Ik ben het niet echt eens met die kritiek. Ten eerste moet men goed weten waar men kritiek op uitoefent. Het gaat over theater. Dat is sinds mensenheugenis een kunstvorm die leeft van provocatie. Zo kan ik heel veel stukken opnoemen die zo gemaakt zijn om het publiek een geweten te schoppen. In 'Black' was er een scène waarin het publiek werd uitgenodigd om een zwarte actrice een 'zwarte geit' te noemen. We hebben voorstellingen meegemaakt waar mensen dat effectief gezegd hebben. We hebben dat ook bewust gedaan om te laten voelen hoe makkelijk mensen zich laten verleiden door iets dat eigenlijk not done is. En dat was misschien wel hét moment in de voorstelling waar het in de zaal koud en warm tegelijk wordt.
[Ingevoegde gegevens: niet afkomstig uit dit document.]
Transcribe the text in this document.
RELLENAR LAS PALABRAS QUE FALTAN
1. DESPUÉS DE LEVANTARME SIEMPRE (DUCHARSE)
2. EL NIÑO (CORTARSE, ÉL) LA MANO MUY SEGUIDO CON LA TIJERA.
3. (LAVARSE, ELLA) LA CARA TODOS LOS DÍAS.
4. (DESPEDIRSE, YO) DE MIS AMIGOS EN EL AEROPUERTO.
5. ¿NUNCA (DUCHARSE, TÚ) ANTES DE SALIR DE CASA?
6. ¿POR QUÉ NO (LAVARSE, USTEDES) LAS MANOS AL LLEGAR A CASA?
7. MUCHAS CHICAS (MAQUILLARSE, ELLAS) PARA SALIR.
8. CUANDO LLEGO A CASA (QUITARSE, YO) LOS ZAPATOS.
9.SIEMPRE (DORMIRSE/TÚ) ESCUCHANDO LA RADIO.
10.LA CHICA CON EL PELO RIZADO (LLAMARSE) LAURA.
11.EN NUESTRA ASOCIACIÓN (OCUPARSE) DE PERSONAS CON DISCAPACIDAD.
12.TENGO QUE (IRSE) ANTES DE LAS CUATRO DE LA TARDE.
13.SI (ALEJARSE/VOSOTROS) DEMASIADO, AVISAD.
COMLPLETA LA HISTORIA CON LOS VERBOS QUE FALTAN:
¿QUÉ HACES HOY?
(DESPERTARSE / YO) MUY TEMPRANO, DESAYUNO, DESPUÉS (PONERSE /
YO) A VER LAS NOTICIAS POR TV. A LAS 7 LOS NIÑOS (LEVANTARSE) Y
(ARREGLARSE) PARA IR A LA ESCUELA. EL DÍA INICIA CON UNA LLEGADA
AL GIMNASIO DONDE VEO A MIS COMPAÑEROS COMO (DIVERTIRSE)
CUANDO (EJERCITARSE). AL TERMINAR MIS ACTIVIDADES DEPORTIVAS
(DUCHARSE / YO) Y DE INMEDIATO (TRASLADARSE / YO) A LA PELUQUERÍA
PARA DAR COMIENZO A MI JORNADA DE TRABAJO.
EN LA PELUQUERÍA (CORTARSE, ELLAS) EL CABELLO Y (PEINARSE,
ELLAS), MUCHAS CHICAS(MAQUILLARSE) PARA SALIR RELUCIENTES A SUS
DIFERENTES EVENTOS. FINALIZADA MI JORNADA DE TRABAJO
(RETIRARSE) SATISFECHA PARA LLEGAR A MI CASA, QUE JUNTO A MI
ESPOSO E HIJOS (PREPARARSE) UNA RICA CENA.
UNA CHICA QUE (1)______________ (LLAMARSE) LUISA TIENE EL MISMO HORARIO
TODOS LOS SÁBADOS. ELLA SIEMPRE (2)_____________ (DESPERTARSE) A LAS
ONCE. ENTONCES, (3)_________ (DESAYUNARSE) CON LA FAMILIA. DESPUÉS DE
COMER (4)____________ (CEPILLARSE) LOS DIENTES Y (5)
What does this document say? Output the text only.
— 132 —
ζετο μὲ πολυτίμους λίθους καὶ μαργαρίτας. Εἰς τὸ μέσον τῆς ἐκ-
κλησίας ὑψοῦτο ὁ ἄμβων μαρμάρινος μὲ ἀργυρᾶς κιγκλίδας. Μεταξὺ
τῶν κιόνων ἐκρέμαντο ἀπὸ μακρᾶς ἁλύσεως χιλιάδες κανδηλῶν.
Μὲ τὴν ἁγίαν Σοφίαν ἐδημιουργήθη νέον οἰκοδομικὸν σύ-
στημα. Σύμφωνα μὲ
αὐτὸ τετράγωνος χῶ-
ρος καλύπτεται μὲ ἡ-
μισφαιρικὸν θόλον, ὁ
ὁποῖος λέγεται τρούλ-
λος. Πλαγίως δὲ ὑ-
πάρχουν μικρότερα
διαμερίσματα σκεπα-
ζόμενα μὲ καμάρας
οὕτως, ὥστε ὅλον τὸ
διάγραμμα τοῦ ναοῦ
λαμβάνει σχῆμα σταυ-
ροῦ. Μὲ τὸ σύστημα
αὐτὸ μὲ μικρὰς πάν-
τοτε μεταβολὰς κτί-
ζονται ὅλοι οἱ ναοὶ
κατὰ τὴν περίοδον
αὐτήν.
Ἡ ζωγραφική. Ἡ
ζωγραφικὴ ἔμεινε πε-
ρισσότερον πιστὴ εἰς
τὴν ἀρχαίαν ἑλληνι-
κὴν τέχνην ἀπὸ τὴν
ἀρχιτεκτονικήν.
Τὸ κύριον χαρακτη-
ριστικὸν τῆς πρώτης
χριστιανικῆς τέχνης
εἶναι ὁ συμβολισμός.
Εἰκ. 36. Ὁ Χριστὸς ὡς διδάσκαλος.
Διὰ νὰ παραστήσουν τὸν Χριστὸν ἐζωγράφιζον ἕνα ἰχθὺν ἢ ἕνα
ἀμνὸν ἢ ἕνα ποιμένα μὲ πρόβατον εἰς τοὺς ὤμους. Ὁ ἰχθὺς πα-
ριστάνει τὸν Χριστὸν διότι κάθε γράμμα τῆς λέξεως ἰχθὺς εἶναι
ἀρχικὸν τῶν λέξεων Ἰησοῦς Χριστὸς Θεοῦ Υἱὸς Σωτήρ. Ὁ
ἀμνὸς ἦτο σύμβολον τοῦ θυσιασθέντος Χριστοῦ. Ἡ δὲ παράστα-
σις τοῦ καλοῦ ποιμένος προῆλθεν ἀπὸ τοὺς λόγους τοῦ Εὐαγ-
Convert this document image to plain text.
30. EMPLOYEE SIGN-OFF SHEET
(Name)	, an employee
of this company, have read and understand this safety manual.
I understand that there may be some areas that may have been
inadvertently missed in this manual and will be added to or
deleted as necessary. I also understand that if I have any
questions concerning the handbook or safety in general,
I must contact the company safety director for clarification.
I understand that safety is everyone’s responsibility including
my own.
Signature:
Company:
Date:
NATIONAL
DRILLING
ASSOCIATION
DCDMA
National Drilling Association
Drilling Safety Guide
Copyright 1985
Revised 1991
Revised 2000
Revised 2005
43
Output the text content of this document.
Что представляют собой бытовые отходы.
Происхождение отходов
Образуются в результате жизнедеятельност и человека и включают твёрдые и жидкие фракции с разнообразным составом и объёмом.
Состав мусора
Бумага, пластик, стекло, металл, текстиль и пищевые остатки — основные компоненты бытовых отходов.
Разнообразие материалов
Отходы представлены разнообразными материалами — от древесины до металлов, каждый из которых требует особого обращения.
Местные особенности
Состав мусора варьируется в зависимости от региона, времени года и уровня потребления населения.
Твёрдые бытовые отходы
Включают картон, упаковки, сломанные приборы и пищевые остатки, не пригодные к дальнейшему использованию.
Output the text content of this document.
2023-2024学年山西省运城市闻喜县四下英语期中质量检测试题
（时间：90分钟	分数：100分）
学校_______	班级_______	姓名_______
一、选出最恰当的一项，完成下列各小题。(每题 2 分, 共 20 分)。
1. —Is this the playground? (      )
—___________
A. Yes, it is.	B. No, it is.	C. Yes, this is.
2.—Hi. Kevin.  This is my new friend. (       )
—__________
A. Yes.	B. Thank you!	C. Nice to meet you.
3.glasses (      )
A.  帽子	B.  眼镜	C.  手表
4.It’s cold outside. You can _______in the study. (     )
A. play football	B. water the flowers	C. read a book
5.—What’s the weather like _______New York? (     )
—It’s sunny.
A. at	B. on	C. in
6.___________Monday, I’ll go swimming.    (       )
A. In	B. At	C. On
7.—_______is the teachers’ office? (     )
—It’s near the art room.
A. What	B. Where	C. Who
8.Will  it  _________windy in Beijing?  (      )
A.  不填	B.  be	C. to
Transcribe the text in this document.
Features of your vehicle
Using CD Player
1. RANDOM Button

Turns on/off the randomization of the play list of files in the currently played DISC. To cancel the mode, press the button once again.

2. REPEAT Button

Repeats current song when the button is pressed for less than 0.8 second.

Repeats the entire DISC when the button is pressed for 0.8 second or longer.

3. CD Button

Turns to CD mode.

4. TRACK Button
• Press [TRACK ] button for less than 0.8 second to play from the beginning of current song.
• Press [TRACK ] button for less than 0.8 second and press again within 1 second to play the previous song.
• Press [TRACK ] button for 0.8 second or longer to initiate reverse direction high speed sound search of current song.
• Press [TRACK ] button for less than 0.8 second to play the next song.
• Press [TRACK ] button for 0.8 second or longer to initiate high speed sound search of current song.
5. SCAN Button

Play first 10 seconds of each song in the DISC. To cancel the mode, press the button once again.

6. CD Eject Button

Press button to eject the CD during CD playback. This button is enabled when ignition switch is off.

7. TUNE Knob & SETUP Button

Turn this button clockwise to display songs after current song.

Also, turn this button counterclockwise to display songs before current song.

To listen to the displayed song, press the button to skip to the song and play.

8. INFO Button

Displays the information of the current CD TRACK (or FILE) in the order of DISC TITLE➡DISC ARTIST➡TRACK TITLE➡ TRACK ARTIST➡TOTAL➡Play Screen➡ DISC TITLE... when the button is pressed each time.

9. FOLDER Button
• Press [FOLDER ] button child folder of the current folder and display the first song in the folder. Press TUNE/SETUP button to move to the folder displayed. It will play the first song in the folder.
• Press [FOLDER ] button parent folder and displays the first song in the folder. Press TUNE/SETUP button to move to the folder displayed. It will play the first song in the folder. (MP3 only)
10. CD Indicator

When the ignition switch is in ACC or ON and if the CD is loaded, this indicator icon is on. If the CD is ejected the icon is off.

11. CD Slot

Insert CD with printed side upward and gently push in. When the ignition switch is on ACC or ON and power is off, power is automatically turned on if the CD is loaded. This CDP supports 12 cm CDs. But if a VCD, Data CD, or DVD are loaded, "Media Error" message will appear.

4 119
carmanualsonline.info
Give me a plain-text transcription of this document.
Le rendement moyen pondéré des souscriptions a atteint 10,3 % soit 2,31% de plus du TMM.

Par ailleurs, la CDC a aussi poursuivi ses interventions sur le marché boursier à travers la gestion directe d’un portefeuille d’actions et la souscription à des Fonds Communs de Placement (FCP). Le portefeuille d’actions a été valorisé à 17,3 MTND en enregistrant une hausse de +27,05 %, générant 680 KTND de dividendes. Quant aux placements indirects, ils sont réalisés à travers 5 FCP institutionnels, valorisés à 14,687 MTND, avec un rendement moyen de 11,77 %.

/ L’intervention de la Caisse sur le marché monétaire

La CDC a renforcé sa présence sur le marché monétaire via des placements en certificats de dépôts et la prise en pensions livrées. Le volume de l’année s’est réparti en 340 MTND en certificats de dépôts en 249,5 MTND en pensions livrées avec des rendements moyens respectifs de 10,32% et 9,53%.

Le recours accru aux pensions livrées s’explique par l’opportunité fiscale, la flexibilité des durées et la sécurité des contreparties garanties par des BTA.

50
Je kan nu zeggen: "Je mag dat niet doen!", maar als we van kunst gaan verwachten dat het politiek correct is, geloof ik dat het zijn doel mist. Het is juist kunst dat taboe's niet alleen doorbreekt, maar ze ook in vraag stelt. Ik zal de eerste zijn om te zeggen dat we ons dringend moeten gaan bezinnen over het alledaagse rascisme op de straat. Er is een zin van Joseph Conrad die mij altijd gefrappeerd heeft, daarom zat die ook in de voorstelling: "Het is de ander die altijd de vreemdeling is." Wij hebben allemaal een geest die alleen maar oordeelt en voortdurend de anderen veroordeelt om zichzelf veilig te voelen. Dat is een diep menselijk mechanisme en daar moeten we over nadenken. Dat gaat niet enkel over gekleurde mensen, maar ook over de buurman, bijvoorbeeld. Gewoon dagdagelijkse ontmoetingen waar je in eerste instantie als mens zegt 'wie ben jij?' en 'kan ik jou vertrouwen?' Dat zit diepgeworteld in onze cultuur. Het wordt ons aangeleerd om niemand te vertrouwen. 

'Wie ben jij?' en 'kan ik jou vertrouwen?'

Hoe heeft u dat choquerende effect met 'Yellow' proberen bereiken, nu het een online project is geworden? 

We gaan het publiek enorm missen. Daarom heb ik, in plaats van een banale streaming, een film proberen maken. Het voordeel van film is dat de camera heel dichtbij komt. Dat is een poging om de kwaliteit van film te verbinden met de vrijheid van theater. Theater is altijd het podium geweest van het volk. Dat is in Europa ontstaan in de middeleeuwen voor de Kerk, in de gedaante van passiespelen. Ik ben de laatste om te beweren dat alles moet kunnen op toneel, maar het is en blijft wel een kunstvorm die bestaat bij gratie van die provocatie. 

Hoe verschilde het werken aan een filmische versie van theater met een voorstelling voor live publiek?

We hebben die film opgenomen en we maken nu een toneelvoorstelling waarvan we hopen dat we die in april mogen spelen. Er zijn dus twee versies van 'Yellow' gemaakt, wat enorm veel inspanningen van ons heeft gevraagd. Daarom dat ik nu een beetje nood heb aan een break (lacht).